La chose n’était pas difficile ; il y a une pomme de discorde qui, jetée au milieu des artistes, ne manque jamais de produire son effet : c’est l’amour-propre blessé. Le grand-duc s’arrangea de manière à ce que, pendant trois ou quatre concerts et deux ou trois représentations théâtrales, la Bombagia fût applaudie et le Francesco de Castrès sifflé. Comme cela devait naturellement arriver, le soprano accusa la prima donna d’intrigue ; et un beau jour que ces deux importans personnages dînaient à la même table, s’étant pris de dispute à l’endroit de leur talent respectif, et la Bombagia ayant dit un mot piquant à de Castrès, celui-ci lui envoya au travers de la figure un pain de trois ou quatre livres qui se trouvait auprès de lui. À cette insulte, comme on le pense bien, la virtuose quitta la salle et courut, le visage tout couvert de larmes et de sang, se jeter aux pieds de Ferdinand, qui, la voyant dans ce déplorable état, lui promit une prompte vengeance. En conséquence il la pria de se retirer dans sa chambre ; et, feignant de tout ignorer, il fit, une heure après la scène que nous avons racontée, venir près de lui le coupable, et, sans lui rien laisser soupçonner de sa colère contre lui, il lui remit une lettre et lui ordonna de porter immédiatement cette lettre à son premier chambellan Torregiani, lequel était à Florence au palais Pitti. Le soprano, qui ignorait de quelle commission il était chargé, partit aussitôt sans avoir aucun soupçon, et aussitôt son arrivée à Florence s’empressa, pour obéir aux recommandations du prince, de porter cette lettre à son adresse. Torregiani la décacheta et vit, à son grand étonnement, qu’elle contenait l’ordre de lier les pieds et les mains au seigneur Francesco de Castrès, de le jeter dans une charrette, et de le faire conduire immédiatement hors des frontières de Toscane, avec défense, sous peine de la vie, d’y rentrer jamais. Le chambellan ne savait pas ce que c’était que de discuter un ordre du prince ; il fit entrer deux soldats, leur livra le chanteur, qui, convenablement ficelé des pieds à la tête, fut reconduit jusqu’aux limites des états pontificaux, avec permission d’aller en avant tant que bon lui semblerait, mais avec défense de jamais revenir en arrière. L’invitation était positive ; aussi produisit-elle un tel effet sur le pauvre soprano, dont le courage n’était pas la qualité essentielle, qu’il courut tout d’un trait jusqu’à Rome, où, quelques jours après, il mourut des suites de sa peur.

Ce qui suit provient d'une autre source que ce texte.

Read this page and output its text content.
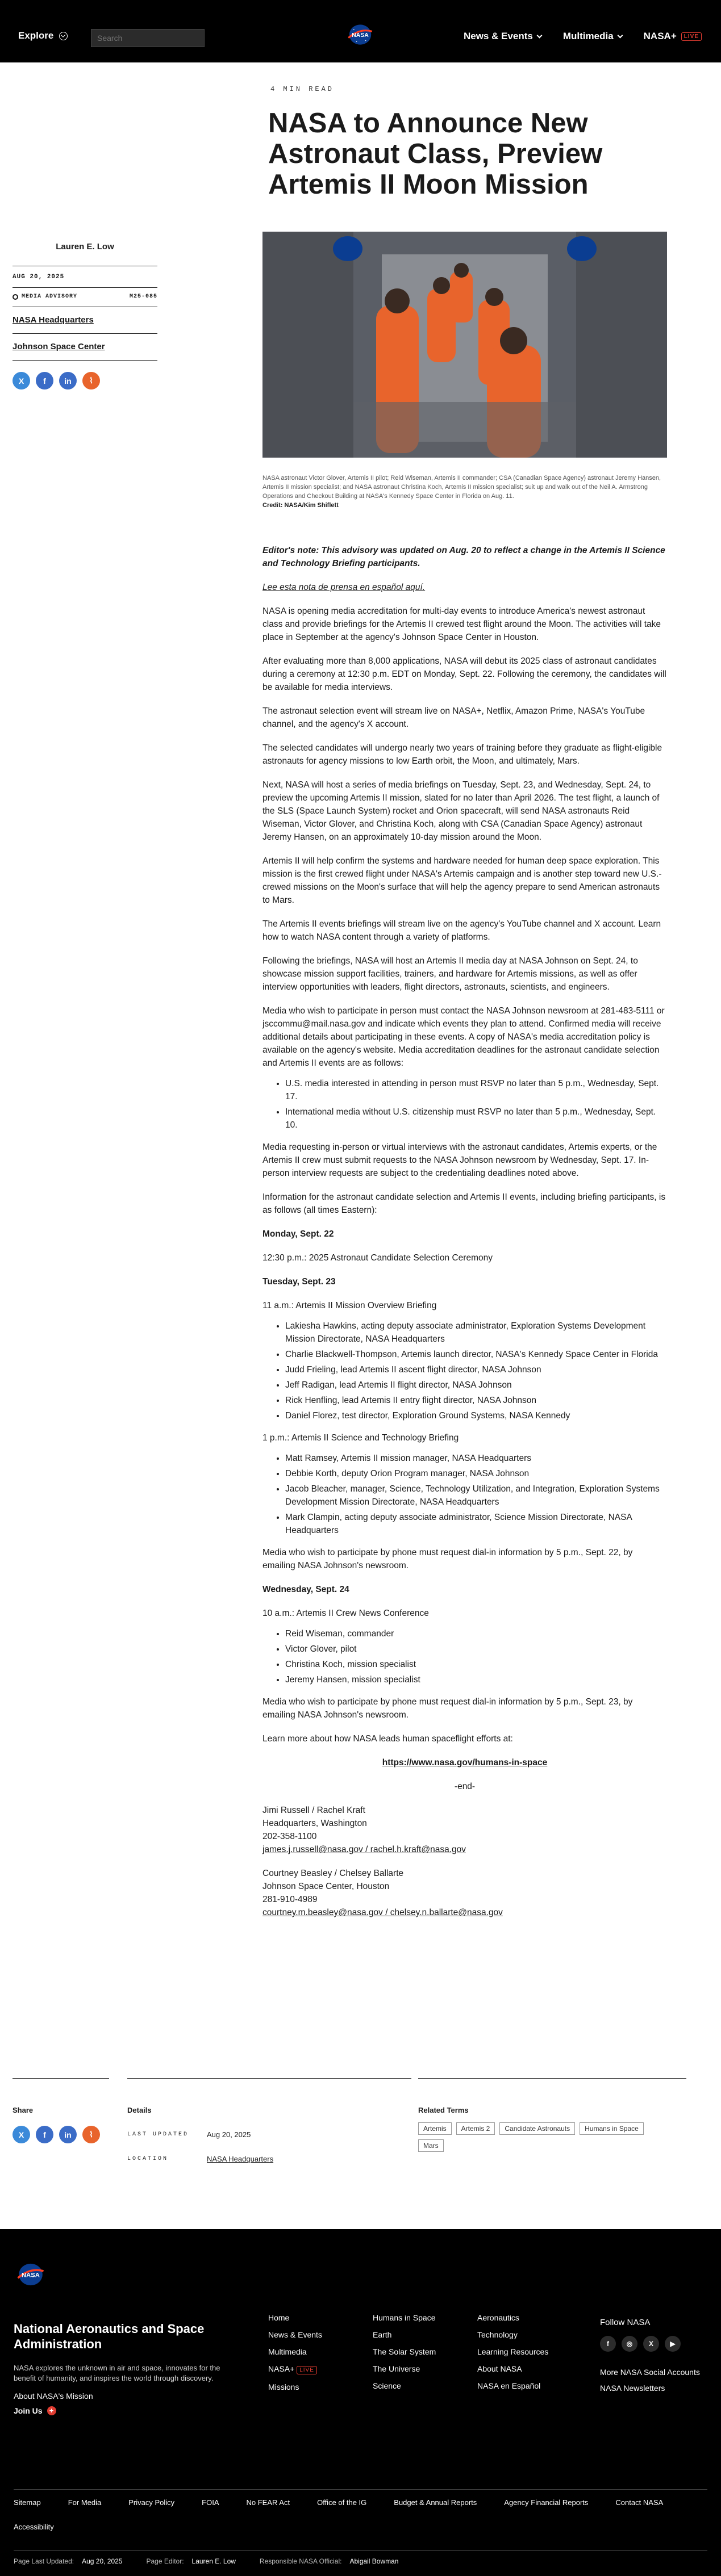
Explore
Search	NASA	News & Events	Multimedia	NASA+	LIVE
4 MIN READ
NASA to Announce New Astronaut Class, Preview Artemis II Moon Mission
Lauren E. Low
AUG 20, 2025
MEDIA ADVISORY	M25-085
NASA Headquarters
Johnson Space Center
X	f	in	⌇
NASA astronaut Victor Glover, Artemis II pilot; Reid Wiseman, Artemis II commander; CSA (Canadian Space Agency) astronaut Jeremy Hansen, Artemis II mission specialist; and NASA astronaut Christina Koch, Artemis II mission specialist; suit up and walk out of the Neil A. Armstrong Operations and Checkout Building at NASA's Kennedy Space Center in Florida on Aug. 11.
Credit: NASA/Kim Shiflett

Editor's note: This advisory was updated on Aug. 20 to reflect a change in the Artemis II Science and Technology Briefing participants.

Lee esta nota de prensa en español aquí.

NASA is opening media accreditation for multi-day events to introduce America's newest astronaut class and provide briefings for the Artemis II crewed test flight around the Moon. The activities will take place in September at the agency's Johnson Space Center in Houston.

After evaluating more than 8,000 applications, NASA will debut its 2025 class of astronaut candidates during a ceremony at 12:30 p.m. EDT on Monday, Sept. 22. Following the ceremony, the candidates will be available for media interviews.

The astronaut selection event will stream live on NASA+, Netflix, Amazon Prime, NASA's YouTube channel, and the agency's X account.

The selected candidates will undergo nearly two years of training before they graduate as flight-eligible astronauts for agency missions to low Earth orbit, the Moon, and ultimately, Mars.

Next, NASA will host a series of media briefings on Tuesday, Sept. 23, and Wednesday, Sept. 24, to preview the upcoming Artemis II mission, slated for no later than April 2026. The test flight, a launch of the SLS (Space Launch System) rocket and Orion spacecraft, will send NASA astronauts Reid Wiseman, Victor Glover, and Christina Koch, along with CSA (Canadian Space Agency) astronaut Jeremy Hansen, on an approximately 10-day mission around the Moon.

Artemis II will help confirm the systems and hardware needed for human deep space exploration. This mission is the first crewed flight under NASA's Artemis campaign and is another step toward new U.S.-crewed missions on the Moon's surface that will help the agency prepare to send American astronauts to Mars.

The Artemis II events briefings will stream live on the agency's YouTube channel and X account. Learn how to watch NASA content through a variety of platforms.

Following the briefings, NASA will host an Artemis II media day at NASA Johnson on Sept. 24, to showcase mission support facilities, trainers, and hardware for Artemis missions, as well as offer interview opportunities with leaders, flight directors, astronauts, scientists, and engineers.

Media who wish to participate in person must contact the NASA Johnson newsroom at 281-483-5111 or jsccommu@mail.nasa.gov and indicate which events they plan to attend. Confirmed media will receive additional details about participating in these events. A copy of NASA's media accreditation policy is available on the agency's website. Media accreditation deadlines for the astronaut candidate selection and Artemis II events are as follows:

• U.S. media interested in attending in person must RSVP no later than 5 p.m., Wednesday, Sept. 17.
• International media without U.S. citizenship must RSVP no later than 5 p.m., Wednesday, Sept. 10.

Media requesting in-person or virtual interviews with the astronaut candidates, Artemis experts, or the Artemis II crew must submit requests to the NASA Johnson newsroom by Wednesday, Sept. 17. In-person interview requests are subject to the credentialing deadlines noted above.

Information for the astronaut candidate selection and Artemis II events, including briefing participants, is as follows (all times Eastern):

Monday, Sept. 22

12:30 p.m.: 2025 Astronaut Candidate Selection Ceremony

Tuesday, Sept. 23

11 a.m.: Artemis II Mission Overview Briefing

• Lakiesha Hawkins, acting deputy associate administrator, Exploration Systems Development Mission Directorate, NASA Headquarters
• Charlie Blackwell-Thompson, Artemis launch director, NASA's Kennedy Space Center in Florida
• Judd Frieling, lead Artemis II ascent flight director, NASA Johnson
• Jeff Radigan, lead Artemis II flight director, NASA Johnson
• Rick Henfling, lead Artemis II entry flight director, NASA Johnson
• Daniel Florez, test director, Exploration Ground Systems, NASA Kennedy

1 p.m.: Artemis II Science and Technology Briefing

• Matt Ramsey, Artemis II mission manager, NASA Headquarters
• Debbie Korth, deputy Orion Program manager, NASA Johnson
• Jacob Bleacher, manager, Science, Technology Utilization, and Integration, Exploration Systems Development Mission Directorate, NASA Headquarters
• Mark Clampin, acting deputy associate administrator, Science Mission Directorate, NASA Headquarters

Media who wish to participate by phone must request dial-in information by 5 p.m., Sept. 22, by emailing NASA Johnson's newsroom.

Wednesday, Sept. 24

10 a.m.: Artemis II Crew News Conference

• Reid Wiseman, commander
• Victor Glover, pilot
• Christina Koch, mission specialist
• Jeremy Hansen, mission specialist

Media who wish to participate by phone must request dial-in information by 5 p.m., Sept. 23, by emailing NASA Johnson's newsroom.

Learn more about how NASA leads human spaceflight efforts at:

https://www.nasa.gov/humans-in-space

-end-

Jimi Russell / Rachel Kraft
Headquarters, Washington
202-358-1100
james.j.russell@nasa.gov / rachel.h.kraft@nasa.gov

Courtney Beasley / Chelsey Ballarte
Johnson Space Center, Houston
281-910-4989
courtney.m.beasley@nasa.gov / chelsey.n.ballarte@nasa.gov

Share
X	f	in	⌇
Details
LAST UPDATED	Aug 20, 2025
LOCATION	NASA Headquarters
Related Terms
Artemis	Artemis 2	Candidate Astronauts	Humans in Space
Mars
NASA
National Aeronautics and Space Administration
NASA explores the unknown in air and space, innovates for the benefit of humanity, and inspires the world through discovery.
About NASA's Mission
Join Us +
Home
News & Events
Multimedia
NASA+ LIVE
Missions
Humans in Space
Earth
The Solar System
The Universe
Science
Aeronautics
Technology
Learning Resources
About NASA
NASA en Español
Follow NASA
f	◎	X	▶
More NASA Social Accounts
NASA Newsletters
Sitemap	For Media	Privacy Policy	FOIA	No FEAR Act	Office of the IG	Budget & Annual Reports	Agency Financial Reports	Contact NASA
Accessibility
Page Last Updated: Aug 20, 2025	Page Editor: Lauren E. Low	Responsible NASA Official: Abigail Bowman
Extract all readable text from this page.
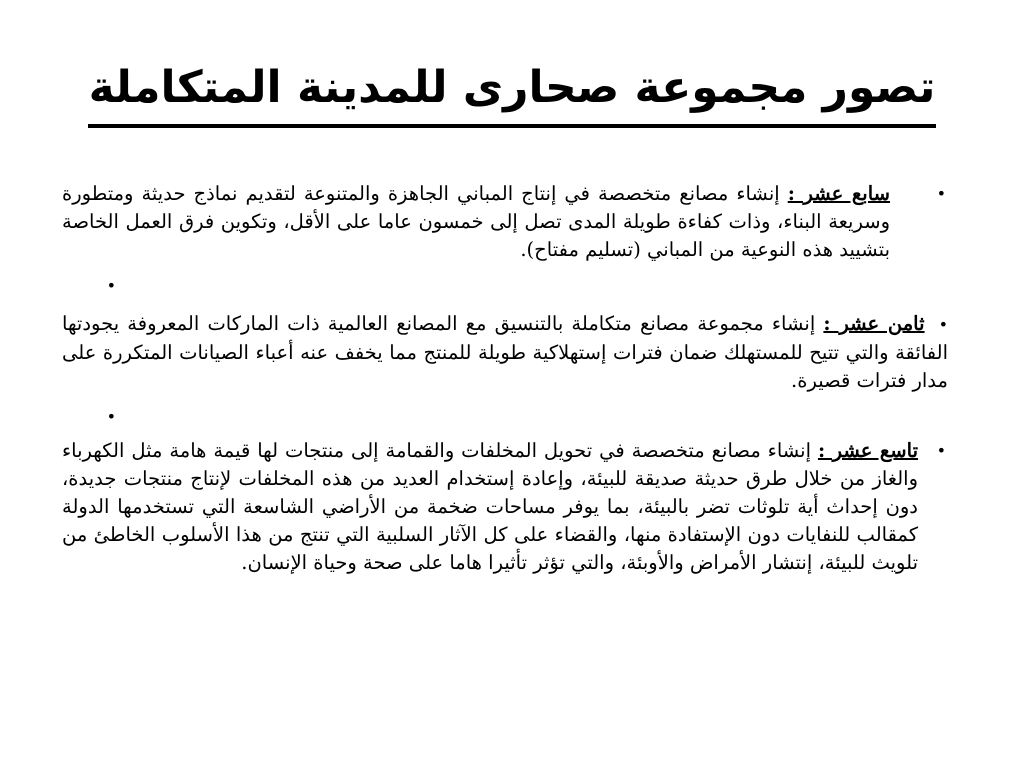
تصور مجموعة صحارى للمدينة المتكاملة

•
سابع عشر : إنشاء مصانع متخصصة في إنتاج المباني الجاهزة والمتنوعة لتقديم نماذج حديثة ومتطورة وسريعة البناء، وذات كفاءة طويلة المدى تصل إلى خمسون عاما على الأقل، وتكوين فرق العمل الخاصة بتشييد هذه النوعية من المباني (تسليم مفتاح).

•

•ثامن عشر : إنشاء مجموعة مصانع متكاملة بالتنسيق مع المصانع العالمية ذات الماركات المعروفة يجودتها الفائقة والتي تتيح للمستهلك ضمان فترات إستهلاكية طويلة للمنتج مما يخفف عنه أعباء الصيانات المتكررة على مدار فترات قصيرة.

•

•
تاسع عشر : إنشاء مصانع متخصصة في تحويل المخلفات والقمامة إلى منتجات لها قيمة هامة مثل الكهرباء والغاز من خلال طرق حديثة صديقة للبيئة، وإعادة إستخدام العديد من هذه المخلفات لإنتاج منتجات جديدة، دون إحداث أية تلوثات تضر بالبيئة، بما يوفر مساحات ضخمة من الأراضي الشاسعة التي تستخدمها الدولة كمقالب للنفايات دون الإستفادة منها، والقضاء على كل الآثار السلبية التي تنتج من هذا الأسلوب الخاطئ من تلويث للبيئة، إنتشار الأمراض والأوبئة، والتي تؤثر تأثيرا هاما على صحة وحياة الإنسان.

Là se termine l’histoire politique, pittoresque et scandaleuse de Poggio a Cajano, qui, à l’extinction de la branche des Médicis, passa, comme les autres biens de la couronne, entre les mains de la maison de Lorraine.

Aujourd’hui il appartient à Son Altesse le grand-duc Léopold, qui l’habite un ou deux mois de l’année, et qui, tout le reste du temps, l’abandonne avec sa bonté ordinaire à la curiosité des étrangers qui viennent y chercher la trace des différens événemens que nous avons racontés.

  1. Il est ici question de mademoiselle de Montpensier, dite la grande Mademoiselle, maîtresse de Lauzun. Nous l’indiquons à nos lecteurs, qui ne l’auraient peut-être pas reconnue sous l’épithète de sainte que lui donne sa sœur.